Mehmet TIRAŞ
11 Aralık 2023 Tarihinde yapılan Ankaragücü-Çaykur Spor futbol maçının orta hakemi Halil Mutlu Meler’e Ankaragücü’nün Kulüp Başkanı Faruk Koca’nın yumruklu saldırısı, futboldaki şiddet ülke gündemine bomba gibi düştü.
Ankaragücü’nün kulüp başkanı Faruk Koca kim tanıyalım mı?
“ AKP’nin kurucularından…
AKP’den 21 ve 22’ci dönem milletvekilliği yapmış…

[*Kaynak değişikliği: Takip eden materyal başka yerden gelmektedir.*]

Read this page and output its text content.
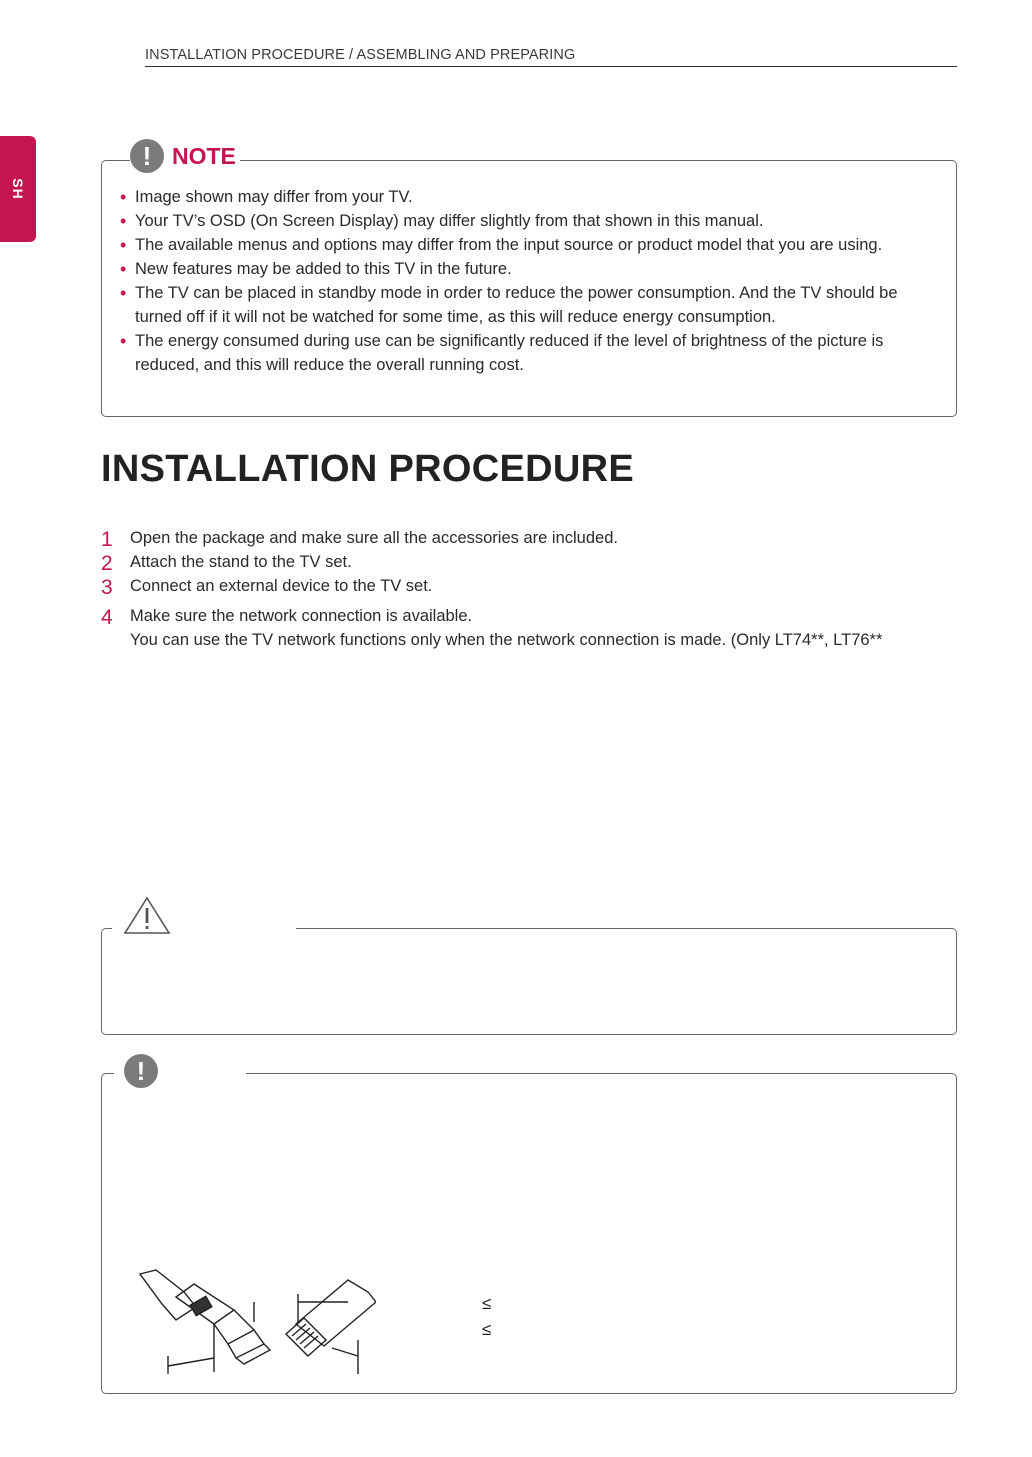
INSTALLATION PROCEDURE / ASSEMBLING AND PREPARING
SH
! NOTE
• Image shown may differ from your TV.
• Your TV’s OSD (On Screen Display) may differ slightly from that shown in this manual.
• The available menus and options may differ from the input source or product model that you are using.
• New features may be added to this TV in the future.
• The TV can be placed in standby mode in order to reduce the power consumption. And the TV should be turned off if it will not be watched for some time, as this will reduce energy consumption.
• The energy consumed during use can be significantly reduced if the level of brightness of the picture is reduced, and this will reduce the overall running cost.
INSTALLATION PROCEDURE
1 Open the package and make sure all the accessories are included.
2 Attach the stand to the TV set.
3 Connect an external device to the TV set.
4 Make sure the network connection is available.
You can use the TV network functions only when the network connection is made. (Only LT74**, LT76**
!
≤
≤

Cumhurbaşkanı Erdoğan’ın Başbakanlık yaptığı dönemde Keçiören’de 12 yıl oturduğu evin sahibi.
Geçmişte Ankaragücü’nü çalıştıran antrenör Hikmet Karaman’a da yumruklu saldırı yapan ve vukuatı ilk olmayan bir zat.
Erdoğan kriz geçirip fenalaştığı sırada kilitli kaldığı arabadan demirle camı kırarak kurtarılması sırasında, demiri kullanan kişi.
Erdoğan Ailesine çok yakın olarak biliniyor.
Mesleği ne derseniz ne olacaktı, müteahhit.”
Faruk Koca şuanda tutuklanmış görünüyor ama ilk duruşmaya kalmaz veya ilk duruşmada tahliye edilirse, kimse şaşırmasın.”
Dileriz yanılalım.
Ancak sorulması gereken soru şu:
Topluma örnek olması gerekenler neden şiddetin öncüsü oluyor?
Cevap açık:
Hukuktan uzaklaşırsanız kamu düzenini sağlayamazsınız.
Sokağa çeteler ve mafya hâkim olur.
Böyle olunca “zor oyunu bozar” anlayışı her yerde ve toplumda devreye girer.
Yıllarca toplumun her kesiminde “şiddeti,tehditi ve hakareti” yaşıyoruz.
Şiddetin fikri takibini yapınca durumu daha berrak görüyorsunuz.
Futbolla başlayalım.
Futbolda son yıllarda hakem üzerinden süren tartışmaların zirve yaptığı bir süreci yaşıyoruz.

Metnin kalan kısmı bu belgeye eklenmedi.